= 2004 Beit Hanoun raid =

Israel Defense Force raid in the Gaza Strip

Between 29 June and 5 August 2004, the Israel Defense Forces (IDF) conducted a raid on Beit Hanoun, a Palestinian town in the northern Gaza Strip. The stated goal of The 37-day-long invasion and siege, called Operation Forward Shield by Israel, was to prevent future rocket attacks from Gaza following the deaths of two residents of the Israeli town of Sderot on 28 June.

Nineteen or twenty Palestinians were killed in the raid, including six children, and about 70 houses were destroyed.

== Background ==
On 28 June 2004, two residents of the Israeli town of Sderot were killed in a rocket attack by Palestinian militants firing from inside the occupied Gaza Strip. Following these deaths, the Israel Defense Forces (IDF) conducted a raid, which they called "Operation Forward Shield", on Beit Hanoun, a Palestinian town in the north-eastern Gaza Strip. The stated goal of the raid was to prevent future rocket attacks from the Gaza Strip. The operation, which occurred ahead of the planned unilateral withdrawal from Gaza, was preceded by Operation Rainbow and followed by Operation Days of Penitence.

== Raid ==
The raid started around midnight of 28/29 June 2004 with a direct attack on the offices of local and international media. Four missiles were launched from an attack helicopter on a structure the IDF said was used by the Hamas terrorist organization in Gaza City. " It was described as a "communications center which maintained constant contact with terrorists", and distributed "incitement material" from Hamas. Human Rights Watch and Palestinian Centre for Human Rights (PCHR) said it was an attempt to silence local Palestinian media. The Committee to Protect Journalists wrote a letter to Prime Minister Ariel Sharon, expressing concern.

At about 5 am on 29 June 2004, the IDF deployed its forces around Beit Hanoun, attacking it and neighbouring areas with tanks and helicopters. On 3 August, the IDF expanded the operation further west with tanks and other armoured vehicles. For 37 days, civilian movement into, out of and within the town was banned. The IDF began its redeployment on 5 August at 1 am.

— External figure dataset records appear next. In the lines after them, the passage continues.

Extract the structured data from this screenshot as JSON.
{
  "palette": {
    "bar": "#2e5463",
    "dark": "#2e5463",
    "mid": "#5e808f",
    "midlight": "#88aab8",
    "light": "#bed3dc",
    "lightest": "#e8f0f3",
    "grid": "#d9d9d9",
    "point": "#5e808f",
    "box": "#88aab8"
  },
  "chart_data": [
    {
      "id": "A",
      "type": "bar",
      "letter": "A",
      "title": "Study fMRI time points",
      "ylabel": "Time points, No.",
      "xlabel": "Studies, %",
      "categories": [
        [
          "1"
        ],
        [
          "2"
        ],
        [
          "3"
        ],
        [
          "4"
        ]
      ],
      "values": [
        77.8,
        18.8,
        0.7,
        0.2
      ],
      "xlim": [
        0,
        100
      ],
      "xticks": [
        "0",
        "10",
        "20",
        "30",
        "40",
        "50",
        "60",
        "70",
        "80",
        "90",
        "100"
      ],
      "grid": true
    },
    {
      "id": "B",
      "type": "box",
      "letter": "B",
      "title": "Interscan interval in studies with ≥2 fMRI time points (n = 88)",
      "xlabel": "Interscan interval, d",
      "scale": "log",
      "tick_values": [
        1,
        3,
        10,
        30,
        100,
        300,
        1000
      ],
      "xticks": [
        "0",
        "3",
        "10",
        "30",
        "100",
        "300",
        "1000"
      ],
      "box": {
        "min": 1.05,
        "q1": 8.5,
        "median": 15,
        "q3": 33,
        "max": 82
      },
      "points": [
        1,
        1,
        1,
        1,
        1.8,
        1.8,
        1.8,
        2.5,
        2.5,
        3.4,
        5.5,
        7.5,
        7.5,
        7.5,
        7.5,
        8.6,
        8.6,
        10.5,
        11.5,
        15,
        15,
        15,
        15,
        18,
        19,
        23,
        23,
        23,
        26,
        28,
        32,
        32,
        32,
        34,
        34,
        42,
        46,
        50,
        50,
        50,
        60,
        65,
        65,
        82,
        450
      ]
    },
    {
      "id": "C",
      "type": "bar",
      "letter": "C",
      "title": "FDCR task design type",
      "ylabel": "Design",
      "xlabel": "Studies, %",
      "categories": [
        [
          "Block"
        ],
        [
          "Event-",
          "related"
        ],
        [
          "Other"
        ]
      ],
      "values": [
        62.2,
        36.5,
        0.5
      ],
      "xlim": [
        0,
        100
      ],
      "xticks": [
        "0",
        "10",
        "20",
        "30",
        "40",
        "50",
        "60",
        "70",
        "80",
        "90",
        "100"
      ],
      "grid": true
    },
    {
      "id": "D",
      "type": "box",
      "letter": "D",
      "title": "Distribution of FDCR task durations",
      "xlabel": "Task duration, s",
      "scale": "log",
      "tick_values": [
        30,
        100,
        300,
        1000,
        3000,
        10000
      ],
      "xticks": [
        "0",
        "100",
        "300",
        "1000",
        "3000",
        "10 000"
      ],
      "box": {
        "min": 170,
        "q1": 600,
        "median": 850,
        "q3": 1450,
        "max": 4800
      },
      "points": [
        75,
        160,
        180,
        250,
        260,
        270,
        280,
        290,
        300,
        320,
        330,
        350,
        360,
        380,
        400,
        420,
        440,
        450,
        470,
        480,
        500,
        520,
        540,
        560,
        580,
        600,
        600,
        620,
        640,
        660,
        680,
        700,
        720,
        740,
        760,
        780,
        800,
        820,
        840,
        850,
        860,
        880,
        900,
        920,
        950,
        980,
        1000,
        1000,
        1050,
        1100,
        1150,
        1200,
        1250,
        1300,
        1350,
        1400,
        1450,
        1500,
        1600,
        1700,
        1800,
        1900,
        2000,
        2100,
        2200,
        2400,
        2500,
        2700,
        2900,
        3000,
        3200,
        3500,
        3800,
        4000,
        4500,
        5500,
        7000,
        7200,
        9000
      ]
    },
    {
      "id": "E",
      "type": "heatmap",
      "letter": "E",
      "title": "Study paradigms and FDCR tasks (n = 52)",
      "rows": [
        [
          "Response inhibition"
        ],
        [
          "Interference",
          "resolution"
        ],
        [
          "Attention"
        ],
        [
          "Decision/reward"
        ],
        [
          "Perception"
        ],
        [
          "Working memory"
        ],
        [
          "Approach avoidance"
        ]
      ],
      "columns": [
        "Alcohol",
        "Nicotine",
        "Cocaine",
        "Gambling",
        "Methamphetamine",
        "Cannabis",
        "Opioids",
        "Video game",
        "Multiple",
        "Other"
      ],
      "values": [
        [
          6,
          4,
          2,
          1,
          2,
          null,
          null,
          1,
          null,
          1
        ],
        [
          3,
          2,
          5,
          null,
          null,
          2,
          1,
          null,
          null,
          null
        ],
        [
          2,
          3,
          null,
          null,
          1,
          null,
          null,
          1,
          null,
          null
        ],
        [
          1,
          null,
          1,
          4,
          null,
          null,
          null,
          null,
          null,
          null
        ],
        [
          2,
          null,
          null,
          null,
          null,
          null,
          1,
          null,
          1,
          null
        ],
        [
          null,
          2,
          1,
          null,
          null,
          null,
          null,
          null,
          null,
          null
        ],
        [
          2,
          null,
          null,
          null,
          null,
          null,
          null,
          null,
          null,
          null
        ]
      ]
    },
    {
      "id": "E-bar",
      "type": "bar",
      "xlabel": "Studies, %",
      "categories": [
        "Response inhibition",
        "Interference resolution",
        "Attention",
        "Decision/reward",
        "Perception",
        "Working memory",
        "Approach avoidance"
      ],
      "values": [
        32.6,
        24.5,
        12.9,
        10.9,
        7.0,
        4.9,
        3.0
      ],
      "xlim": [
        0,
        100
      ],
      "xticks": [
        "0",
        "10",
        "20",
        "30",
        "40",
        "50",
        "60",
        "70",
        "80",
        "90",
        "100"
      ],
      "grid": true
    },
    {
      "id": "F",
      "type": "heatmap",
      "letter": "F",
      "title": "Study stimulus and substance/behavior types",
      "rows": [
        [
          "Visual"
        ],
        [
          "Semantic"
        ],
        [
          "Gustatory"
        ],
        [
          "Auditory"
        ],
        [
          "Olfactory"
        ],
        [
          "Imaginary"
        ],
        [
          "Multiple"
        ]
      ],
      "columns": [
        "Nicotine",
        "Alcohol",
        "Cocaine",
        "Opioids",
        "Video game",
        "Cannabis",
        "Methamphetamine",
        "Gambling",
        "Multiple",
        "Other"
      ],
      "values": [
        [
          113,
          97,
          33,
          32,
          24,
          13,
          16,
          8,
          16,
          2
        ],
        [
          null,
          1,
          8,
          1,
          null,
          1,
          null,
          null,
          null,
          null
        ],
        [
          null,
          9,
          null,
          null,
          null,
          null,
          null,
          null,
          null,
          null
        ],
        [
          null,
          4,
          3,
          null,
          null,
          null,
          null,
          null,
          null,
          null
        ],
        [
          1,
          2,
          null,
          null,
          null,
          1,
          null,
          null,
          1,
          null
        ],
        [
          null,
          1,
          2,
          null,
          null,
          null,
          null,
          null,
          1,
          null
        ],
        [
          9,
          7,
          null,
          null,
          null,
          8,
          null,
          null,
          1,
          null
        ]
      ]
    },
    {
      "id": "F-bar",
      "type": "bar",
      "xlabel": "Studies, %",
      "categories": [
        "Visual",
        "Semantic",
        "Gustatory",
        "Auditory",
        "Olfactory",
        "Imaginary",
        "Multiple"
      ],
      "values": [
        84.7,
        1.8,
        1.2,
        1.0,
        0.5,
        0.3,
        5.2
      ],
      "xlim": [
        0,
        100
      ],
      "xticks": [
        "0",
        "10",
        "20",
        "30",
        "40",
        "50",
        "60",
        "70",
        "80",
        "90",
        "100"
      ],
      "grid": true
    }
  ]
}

=== Casualties and damage===
During the raid, 19 or 20 Palestinians were killed, including 6 children.
=== Damage ===
The operation caused large-scale damage and destruction to property and infrastructure through the use of tanks and bulldozers. According to PCHR, 70 houses were destroyed. The Gaza-based Al Mezan Center for Human Rights reported 33 destroyed homes. Schools, health facilities, kindergartens, mosques, factories, workshops, sewerage pumps and security posts were also damaged, as was infrastructure, such as water supply, electricity and roads. Sixteen water-wells were destroyed.Many orchards and livestock farms were damaged, and 2,600–4,000 dunams of agricultural land was bulldozed.

=== Violation of international law ===
According to PCHR, the IDF was also accused of obstructing medical assistance, as a result of which a number of Palestinians died. A further claim is that ambulances, clinics, medical centres and medical crews were fired at and personnel threatened.

Al Mezan reported that the IDF occupied 36 homes. In one case, inhabitants were held inside the house and used as human shields.

Al Mezan claimed that this constituted collective punishment and called it a breach of international humanitarian law, especially the 1949 Fourth Geneva Convention.